The Margouilla's Advice on Nightstopping in Fougamou

 

FOUGAMOU (FOGF/FOU)

 

 

What airfield can I expect?

Fougamou has a nice 1,500-meter laterite runway. In the old days, DC4s used to land there. Until recently, some local operators were sending bizjets to the place... In other words: the runway is long, hard and smooth. Today the runway is less used, so grass sometimes grows pretty tall and can hide termite mounts: try to have the runway checked by somebody before you go there.

The main challenge in Fougamou comes from the Koumounabouali mountain range, about a mile away: it has become the final resting place of a few bush pilots who inadvertently got themselves into IMC. For this reason, landings are usually performed facing south, and takeoffs facing north.
There are no tiedowns and the place is unguarded.

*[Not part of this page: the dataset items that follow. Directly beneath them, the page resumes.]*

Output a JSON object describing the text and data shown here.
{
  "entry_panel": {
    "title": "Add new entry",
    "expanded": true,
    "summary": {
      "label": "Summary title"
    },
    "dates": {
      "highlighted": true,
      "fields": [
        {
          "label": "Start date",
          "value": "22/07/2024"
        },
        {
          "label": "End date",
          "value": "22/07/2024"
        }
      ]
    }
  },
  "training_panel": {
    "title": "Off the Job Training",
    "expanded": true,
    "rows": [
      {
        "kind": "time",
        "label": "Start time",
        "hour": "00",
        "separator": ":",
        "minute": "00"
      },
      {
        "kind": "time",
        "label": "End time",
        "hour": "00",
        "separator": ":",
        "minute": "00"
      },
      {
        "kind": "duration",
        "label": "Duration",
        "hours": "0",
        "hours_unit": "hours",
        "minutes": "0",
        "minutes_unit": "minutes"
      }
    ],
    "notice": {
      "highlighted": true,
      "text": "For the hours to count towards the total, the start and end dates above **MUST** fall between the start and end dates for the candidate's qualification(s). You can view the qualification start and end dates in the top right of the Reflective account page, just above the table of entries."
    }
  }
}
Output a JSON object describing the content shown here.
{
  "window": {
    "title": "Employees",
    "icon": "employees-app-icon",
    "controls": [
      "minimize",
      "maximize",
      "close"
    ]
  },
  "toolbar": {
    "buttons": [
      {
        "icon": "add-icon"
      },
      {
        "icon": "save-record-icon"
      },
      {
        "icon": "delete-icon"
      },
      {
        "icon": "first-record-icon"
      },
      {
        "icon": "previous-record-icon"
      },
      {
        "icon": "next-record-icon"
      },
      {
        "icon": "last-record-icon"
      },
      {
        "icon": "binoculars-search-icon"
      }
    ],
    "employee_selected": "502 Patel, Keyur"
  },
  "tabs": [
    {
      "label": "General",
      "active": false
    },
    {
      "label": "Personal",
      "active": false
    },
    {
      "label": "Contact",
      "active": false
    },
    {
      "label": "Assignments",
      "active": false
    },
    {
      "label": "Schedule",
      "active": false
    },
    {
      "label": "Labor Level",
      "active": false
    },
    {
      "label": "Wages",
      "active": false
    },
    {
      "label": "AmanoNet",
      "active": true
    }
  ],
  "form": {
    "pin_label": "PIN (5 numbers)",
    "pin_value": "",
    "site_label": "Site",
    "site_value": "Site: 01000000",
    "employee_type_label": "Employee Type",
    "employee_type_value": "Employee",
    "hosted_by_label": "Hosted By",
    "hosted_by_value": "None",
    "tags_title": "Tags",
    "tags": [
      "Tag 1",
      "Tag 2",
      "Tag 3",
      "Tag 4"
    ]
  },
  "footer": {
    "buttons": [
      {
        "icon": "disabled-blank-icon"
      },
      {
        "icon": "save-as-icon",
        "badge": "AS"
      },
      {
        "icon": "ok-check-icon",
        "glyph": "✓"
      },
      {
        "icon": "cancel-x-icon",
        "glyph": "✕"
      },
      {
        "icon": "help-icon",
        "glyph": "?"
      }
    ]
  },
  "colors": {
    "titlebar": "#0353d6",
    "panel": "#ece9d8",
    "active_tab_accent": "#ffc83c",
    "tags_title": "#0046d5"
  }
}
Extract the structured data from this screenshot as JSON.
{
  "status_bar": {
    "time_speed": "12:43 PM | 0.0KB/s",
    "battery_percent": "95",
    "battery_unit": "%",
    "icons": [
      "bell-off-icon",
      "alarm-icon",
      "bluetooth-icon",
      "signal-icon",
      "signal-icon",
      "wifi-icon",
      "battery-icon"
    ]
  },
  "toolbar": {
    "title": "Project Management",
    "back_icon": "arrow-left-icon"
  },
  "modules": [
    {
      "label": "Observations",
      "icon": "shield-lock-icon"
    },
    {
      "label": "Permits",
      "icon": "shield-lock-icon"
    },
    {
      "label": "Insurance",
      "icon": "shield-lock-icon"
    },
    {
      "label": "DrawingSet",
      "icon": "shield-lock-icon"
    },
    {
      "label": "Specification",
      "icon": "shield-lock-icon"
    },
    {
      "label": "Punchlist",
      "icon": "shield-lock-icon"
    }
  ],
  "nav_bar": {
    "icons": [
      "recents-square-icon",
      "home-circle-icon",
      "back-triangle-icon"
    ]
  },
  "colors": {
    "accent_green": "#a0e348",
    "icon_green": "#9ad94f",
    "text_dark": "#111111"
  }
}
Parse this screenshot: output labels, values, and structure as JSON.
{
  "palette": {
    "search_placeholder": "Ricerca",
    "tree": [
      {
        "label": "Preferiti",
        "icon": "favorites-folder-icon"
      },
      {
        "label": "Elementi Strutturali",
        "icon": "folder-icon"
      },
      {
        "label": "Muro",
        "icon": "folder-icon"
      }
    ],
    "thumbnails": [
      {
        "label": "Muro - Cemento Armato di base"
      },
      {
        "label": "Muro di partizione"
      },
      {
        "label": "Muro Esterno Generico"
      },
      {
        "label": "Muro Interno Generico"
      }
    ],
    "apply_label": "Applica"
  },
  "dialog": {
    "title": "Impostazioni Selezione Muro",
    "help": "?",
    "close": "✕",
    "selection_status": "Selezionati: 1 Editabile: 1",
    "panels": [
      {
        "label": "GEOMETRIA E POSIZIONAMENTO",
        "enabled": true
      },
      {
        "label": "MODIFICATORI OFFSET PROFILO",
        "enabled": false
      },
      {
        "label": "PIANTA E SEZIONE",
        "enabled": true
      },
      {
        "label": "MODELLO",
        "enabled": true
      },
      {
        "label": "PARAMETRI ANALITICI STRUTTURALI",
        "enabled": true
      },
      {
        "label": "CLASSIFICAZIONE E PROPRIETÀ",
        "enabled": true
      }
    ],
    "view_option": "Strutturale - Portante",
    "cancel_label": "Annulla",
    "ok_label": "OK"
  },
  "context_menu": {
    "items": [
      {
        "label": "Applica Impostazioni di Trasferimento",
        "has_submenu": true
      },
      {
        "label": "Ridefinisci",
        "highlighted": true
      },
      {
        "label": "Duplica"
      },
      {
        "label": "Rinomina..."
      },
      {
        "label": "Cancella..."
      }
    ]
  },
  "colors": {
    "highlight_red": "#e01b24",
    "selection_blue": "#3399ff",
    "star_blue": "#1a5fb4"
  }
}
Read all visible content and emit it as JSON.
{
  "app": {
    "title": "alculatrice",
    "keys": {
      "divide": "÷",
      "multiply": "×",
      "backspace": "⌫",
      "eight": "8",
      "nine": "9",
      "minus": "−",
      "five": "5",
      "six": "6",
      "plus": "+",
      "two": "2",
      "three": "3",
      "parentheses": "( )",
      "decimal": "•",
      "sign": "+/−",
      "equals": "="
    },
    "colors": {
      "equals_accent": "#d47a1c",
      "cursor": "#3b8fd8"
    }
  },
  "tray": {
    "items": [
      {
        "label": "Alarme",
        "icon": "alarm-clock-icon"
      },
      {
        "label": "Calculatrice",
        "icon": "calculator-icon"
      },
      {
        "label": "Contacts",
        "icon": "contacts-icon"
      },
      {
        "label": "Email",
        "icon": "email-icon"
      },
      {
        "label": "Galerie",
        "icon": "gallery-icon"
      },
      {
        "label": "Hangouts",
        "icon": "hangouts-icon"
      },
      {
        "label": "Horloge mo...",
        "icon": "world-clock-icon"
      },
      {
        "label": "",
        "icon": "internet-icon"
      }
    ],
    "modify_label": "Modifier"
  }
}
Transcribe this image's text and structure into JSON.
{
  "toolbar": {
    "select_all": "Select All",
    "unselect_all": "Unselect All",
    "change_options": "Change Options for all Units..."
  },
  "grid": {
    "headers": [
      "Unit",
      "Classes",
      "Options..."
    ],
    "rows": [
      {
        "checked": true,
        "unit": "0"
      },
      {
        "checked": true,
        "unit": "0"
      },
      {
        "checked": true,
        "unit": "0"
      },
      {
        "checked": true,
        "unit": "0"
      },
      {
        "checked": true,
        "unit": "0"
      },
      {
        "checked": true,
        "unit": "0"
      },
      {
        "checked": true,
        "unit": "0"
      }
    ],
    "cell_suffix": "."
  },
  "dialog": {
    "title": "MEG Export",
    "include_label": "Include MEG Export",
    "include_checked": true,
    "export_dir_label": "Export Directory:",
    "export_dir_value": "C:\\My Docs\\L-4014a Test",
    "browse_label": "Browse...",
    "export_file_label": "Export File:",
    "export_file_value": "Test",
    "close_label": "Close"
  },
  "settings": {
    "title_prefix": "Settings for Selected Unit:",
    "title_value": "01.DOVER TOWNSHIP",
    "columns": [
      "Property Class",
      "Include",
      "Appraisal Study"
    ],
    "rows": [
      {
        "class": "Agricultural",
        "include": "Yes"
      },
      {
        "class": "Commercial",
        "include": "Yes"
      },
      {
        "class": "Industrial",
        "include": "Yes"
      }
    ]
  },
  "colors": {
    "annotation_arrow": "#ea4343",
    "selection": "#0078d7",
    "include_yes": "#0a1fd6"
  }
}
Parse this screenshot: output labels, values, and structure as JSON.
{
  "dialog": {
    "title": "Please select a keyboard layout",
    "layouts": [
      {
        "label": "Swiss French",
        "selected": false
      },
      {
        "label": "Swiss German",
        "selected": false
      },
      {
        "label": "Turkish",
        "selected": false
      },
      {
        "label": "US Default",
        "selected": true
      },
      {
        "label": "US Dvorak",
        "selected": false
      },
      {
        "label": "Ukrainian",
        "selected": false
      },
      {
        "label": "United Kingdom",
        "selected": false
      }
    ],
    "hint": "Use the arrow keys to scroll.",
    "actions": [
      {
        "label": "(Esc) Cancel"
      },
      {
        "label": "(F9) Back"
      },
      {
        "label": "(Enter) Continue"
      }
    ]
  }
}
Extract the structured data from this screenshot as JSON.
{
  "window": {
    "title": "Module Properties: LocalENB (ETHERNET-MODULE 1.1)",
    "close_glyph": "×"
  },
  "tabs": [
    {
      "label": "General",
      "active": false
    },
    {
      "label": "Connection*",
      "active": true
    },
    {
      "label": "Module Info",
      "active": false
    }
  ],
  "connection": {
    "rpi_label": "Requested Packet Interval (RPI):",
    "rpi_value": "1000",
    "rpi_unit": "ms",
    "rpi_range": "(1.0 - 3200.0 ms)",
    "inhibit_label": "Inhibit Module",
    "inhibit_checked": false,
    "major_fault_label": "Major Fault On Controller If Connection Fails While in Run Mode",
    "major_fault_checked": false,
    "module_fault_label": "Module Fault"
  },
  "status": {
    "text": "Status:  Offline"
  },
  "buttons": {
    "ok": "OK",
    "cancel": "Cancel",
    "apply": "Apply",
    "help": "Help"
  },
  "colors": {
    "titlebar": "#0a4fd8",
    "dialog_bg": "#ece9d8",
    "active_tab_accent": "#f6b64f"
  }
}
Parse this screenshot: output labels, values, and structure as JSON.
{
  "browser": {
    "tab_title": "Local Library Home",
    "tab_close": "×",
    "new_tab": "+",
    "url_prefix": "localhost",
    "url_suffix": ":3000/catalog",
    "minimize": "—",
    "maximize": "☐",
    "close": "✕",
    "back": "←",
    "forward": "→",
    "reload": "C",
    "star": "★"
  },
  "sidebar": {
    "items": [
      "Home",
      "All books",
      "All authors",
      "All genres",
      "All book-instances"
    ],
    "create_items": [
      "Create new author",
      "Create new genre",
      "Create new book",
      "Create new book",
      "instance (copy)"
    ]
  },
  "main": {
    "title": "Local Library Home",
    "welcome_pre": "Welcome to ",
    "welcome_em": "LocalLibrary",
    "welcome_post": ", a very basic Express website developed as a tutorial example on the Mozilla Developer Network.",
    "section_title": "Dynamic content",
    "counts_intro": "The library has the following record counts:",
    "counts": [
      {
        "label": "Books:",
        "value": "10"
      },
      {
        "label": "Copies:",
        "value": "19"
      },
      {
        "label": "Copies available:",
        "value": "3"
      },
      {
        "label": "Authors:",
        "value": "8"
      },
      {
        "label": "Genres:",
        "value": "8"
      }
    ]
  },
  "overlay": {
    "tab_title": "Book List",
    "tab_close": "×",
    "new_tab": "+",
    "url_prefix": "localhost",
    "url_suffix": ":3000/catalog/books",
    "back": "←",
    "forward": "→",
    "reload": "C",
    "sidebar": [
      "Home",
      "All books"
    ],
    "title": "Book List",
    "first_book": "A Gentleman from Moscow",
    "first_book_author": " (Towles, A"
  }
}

No flight plan, no fees.

The town is located 5 km to the north. Taxis will bring you there for about 1,500 XAF.

 

Fougamou RWY 19 (2005)

 

Where am I?

Fougamou is a 5,000-inhabitant town lying along the shore of the Ngounié River, at the foot of the Koumounabouali Mountains. A forgotten town half-way from Lambaréné to Mouila, Fougamou's economy rests on a few tropical woods outfits which operate in the area. Asphalting of the road to Lambaréné should be completed in 2010: this will put Fougamou at less than 5 hours from Libreville by car.

 

Where do I sleep?

Hotel ??? (10mn from the airport)

Riverside hotel and restaurant, built in the late 1990's.

Auberge de Samba-Magotsi (10mn from the airport)

City center

Clean & comfortable. Around 15,000 XAF a night.

Mission de la Sainte-Famille (10mn from the airport)

Clean fan-equipped rooms. Cheap rates.

 

Where do I eat?

Skewers, grilled chicken & African food available in several ‘maquis' in town. The above-mentioned hotels are also restaurants.

 

What can I visit?

When the Ngounié River reaches Fougamou, it turns from calm to wild. The Chutes de l'Impératrice (‘Empress Falls'), close to town, are worth a visit. They were discovered by 19th century explorer Paul Béloni du Chaillu and named after Empress Eugénie, the wife of Emperor Napoleon III. The locals believe a spirit lives in the river and has created the waterfalls to prevent humans from crossing it.

 

Where can I go out?

Night-club in the Auberge de Samba-Magotsi, described above.